Jeff Pootoolal, Partner at Sixth Street and Michael Reslinski, Managing Director added, "Arrowhead Pharmaceuticals has an impressive platform technology, attractive pipeline assets with promising commercial opportunities, and multiple partnerships maturing toward commercialization. We are pleased to utilize our firm’s scale, expertise and flexibility to help Arrowhead meet its strategic objectives through this innovative financing solution, and we hope to continue strengthening our relationship with the company as it rapidly becomes one of the most exciting emerging commercial-stage biopharmaceutical companies."

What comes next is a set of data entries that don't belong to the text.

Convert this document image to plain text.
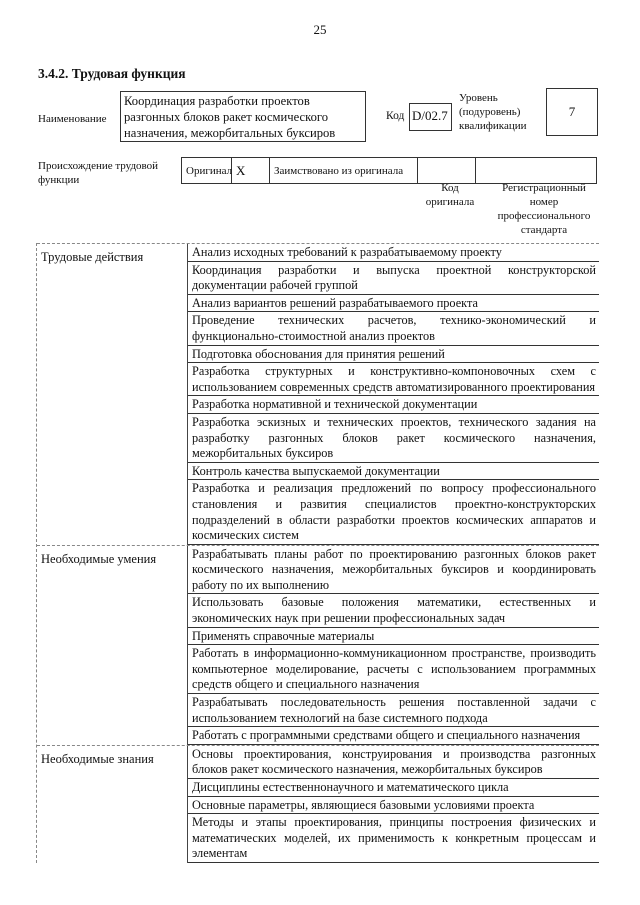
25
3.4.2. Трудовая функция
Наименование
Координация разработки проектов разгонных блоков ракет космического назначения, межорбитальных буксиров
Код D/02.7
Уровень (подуровень) квалификации
7
Происхождение трудовой функции
Оригинал X	Заимствовано из оригинала
Код оригинала
Регистрационный номер профессионального стандарта
Трудовые действия	Анализ исходных требований к разрабатываемому проекту
Координация разработки и выпуска проектной конструкторской документации рабочей группой
Анализ вариантов решений разрабатываемого проекта
Проведение технических расчетов, технико-экономический и функционально-стоимостной анализ проектов
Подготовка обоснования для принятия решений
Разработка структурных и конструктивно-компоновочных схем с использованием современных средств автоматизированного проектирования
Разработка нормативной и технической документации
Разработка эскизных и технических проектов, технического задания на разработку разгонных блоков ракет космического назначения, межорбитальных буксиров
Контроль качества выпускаемой документации
Разработка и реализация предложений по вопросу профессионального становления и развития специалистов проектно-конструкторских подразделений в области разработки проектов космических аппаратов и космических систем
Необходимые умения	Разрабатывать планы работ по проектированию разгонных блоков ракет космического назначения, межорбитальных буксиров и координировать работу по их выполнению
Использовать базовые положения математики, естественных и экономических наук при решении профессиональных задач
Применять справочные материалы
Работать в информационно-коммуникационном пространстве, производить компьютерное моделирование, расчеты с использованием программных средств общего и специального назначения
Разрабатывать последовательность решения поставленной задачи с использованием технологий на базе системного подхода
Работать с программными средствами общего и специального назначения
Необходимые знания	Основы проектирования, конструирования и производства разгонных блоков ракет космического назначения, межорбитальных буксиров
Дисциплины естественнонаучного и математического цикла
Основные параметры, являющиеся базовыми условиями проекта
Методы и этапы проектирования, принципы построения физических и математических моделей, их применимость к конкретным процессам и элементам
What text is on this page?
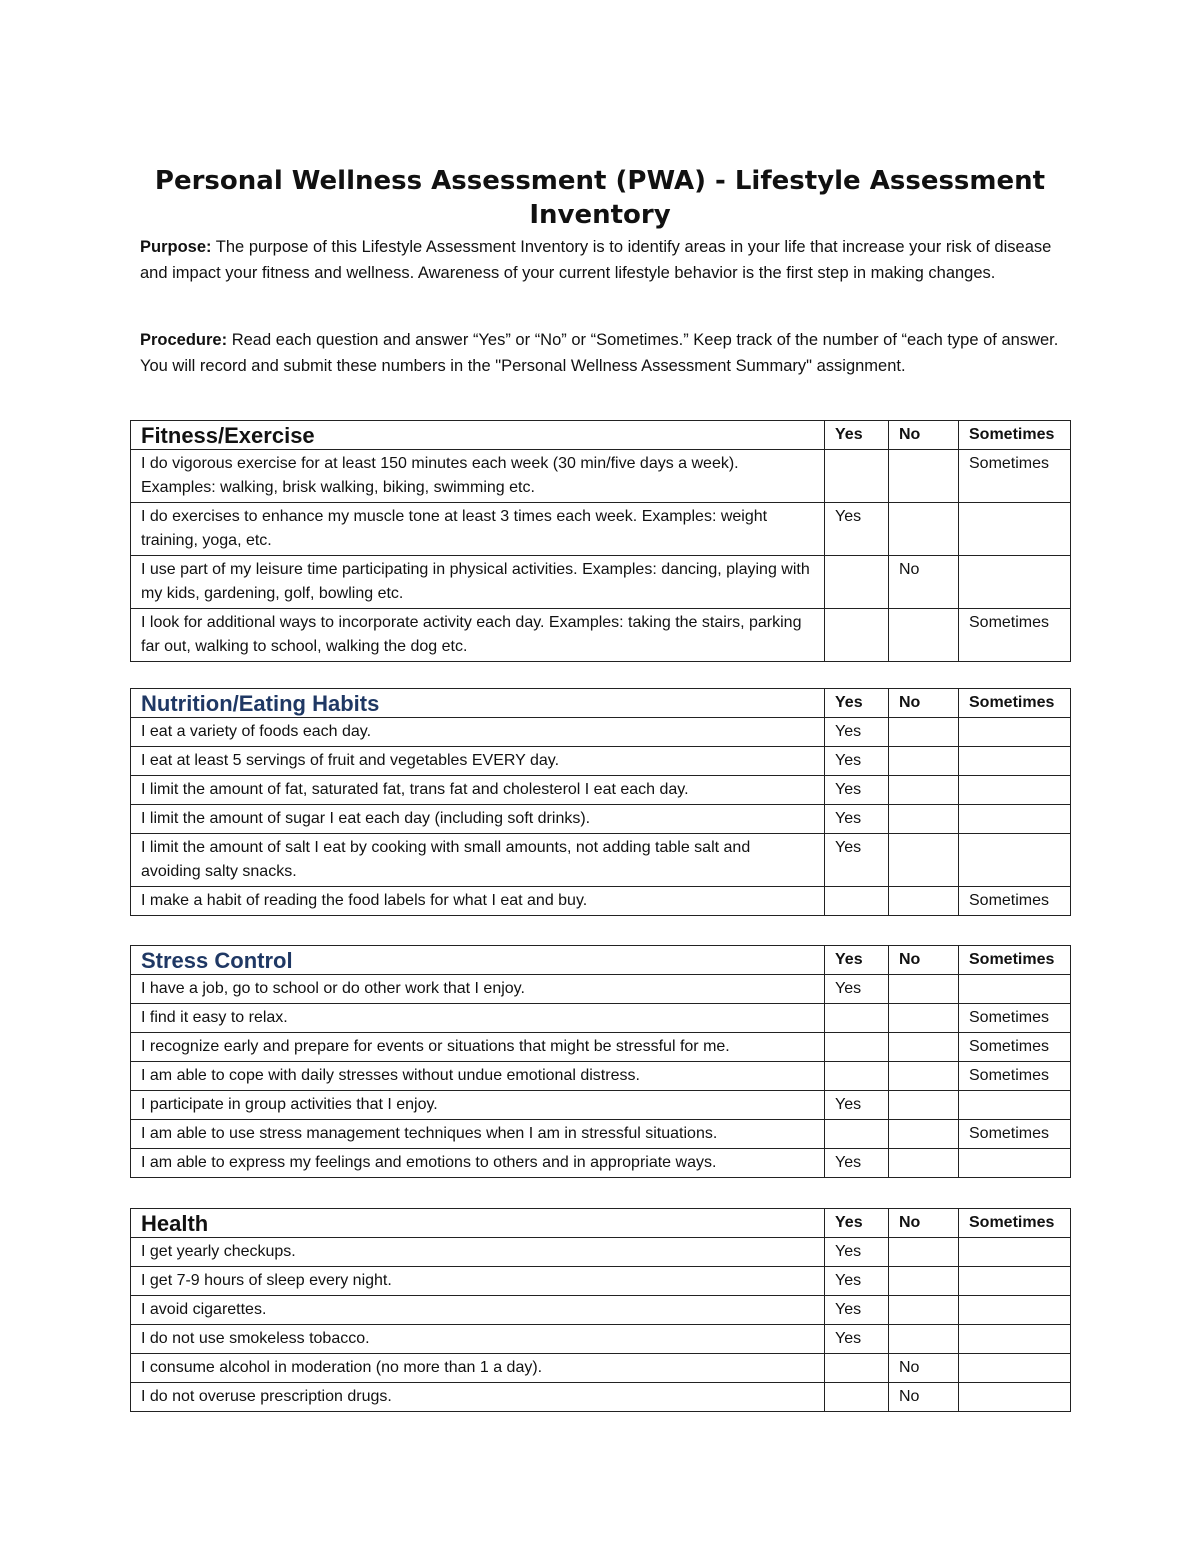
Personal Wellness Assessment (PWA) - Lifestyle Assessment Inventory
Purpose: The purpose of this Lifestyle Assessment Inventory is to identify areas in your life that increase your risk of disease and impact your fitness and wellness. Awareness of your current lifestyle behavior is the first step in making changes.
Procedure: Read each question and answer “Yes” or “No” or “Sometimes.” Keep track of the number of “each type of answer. You will record and submit these numbers in the "Personal Wellness Assessment Summary" assignment.
Fitness/Exercise	Yes	No	Sometimes
I do vigorous exercise for at least 150 minutes each week (30 min/five days a week). Examples: walking, brisk walking, biking, swimming etc.			Sometimes
I do exercises to enhance my muscle tone at least 3 times each week. Examples: weight training, yoga, etc.	Yes		
I use part of my leisure time participating in physical activities. Examples: dancing, playing with my kids, gardening, golf, bowling etc.		No	
I look for additional ways to incorporate activity each day. Examples: taking the stairs, parking far out, walking to school, walking the dog etc.			Sometimes
Nutrition/Eating Habits	Yes	No	Sometimes
I eat a variety of foods each day.	Yes		
I eat at least 5 servings of fruit and vegetables EVERY day.	Yes		
I limit the amount of fat, saturated fat, trans fat and cholesterol I eat each day.	Yes		
I limit the amount of sugar I eat each day (including soft drinks).	Yes		
I limit the amount of salt I eat by cooking with small amounts, not adding table salt and avoiding salty snacks.	Yes		
I make a habit of reading the food labels for what I eat and buy.			Sometimes
Stress Control	Yes	No	Sometimes
I have a job, go to school or do other work that I enjoy.	Yes		
I find it easy to relax.			Sometimes
I recognize early and prepare for events or situations that might be stressful for me.			Sometimes
I am able to cope with daily stresses without undue emotional distress.			Sometimes
I participate in group activities that I enjoy.	Yes		
I am able to use stress management techniques when I am in stressful situations.			Sometimes
I am able to express my feelings and emotions to others and in appropriate ways.	Yes		
Health	Yes	No	Sometimes
I get yearly checkups.	Yes		
I get 7-9 hours of sleep every night.	Yes		
I avoid cigarettes.	Yes		
I do not use smokeless tobacco.	Yes		
I consume alcohol in moderation (no more than 1 a day).		No	
I do not overuse prescription drugs.		No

The credit facility matures on August 7, 2031, and bears interest at an annual rate of 15%. The credit facility does not provide for scheduled amortization payments during the term, and all principal will be due on the Maturity Date. Arrowhead will have the right to prepay loans under the credit facility at any time. The company is required to partially repay loans under the credit facility with a portion of the proceeds from certain transactions, such as the future collection of upfront payments, milestones, and royalties from partnerships and collaborations, and commercial revenue by Arrowhead. All obligations will be secured on a first-priority basis, subject to certain exceptions, by security interests in substantially all assets of the company.

TD Cowen acted as financial advisor and Gibson, Dunn & Crutcher LLP served as legal advisor to Arrowhead. Proskauer Rose LLP and Mintz, Levin, Cohn, Ferris, Glovsky & Popeo, PC acted as legal advisors to Sixth Street.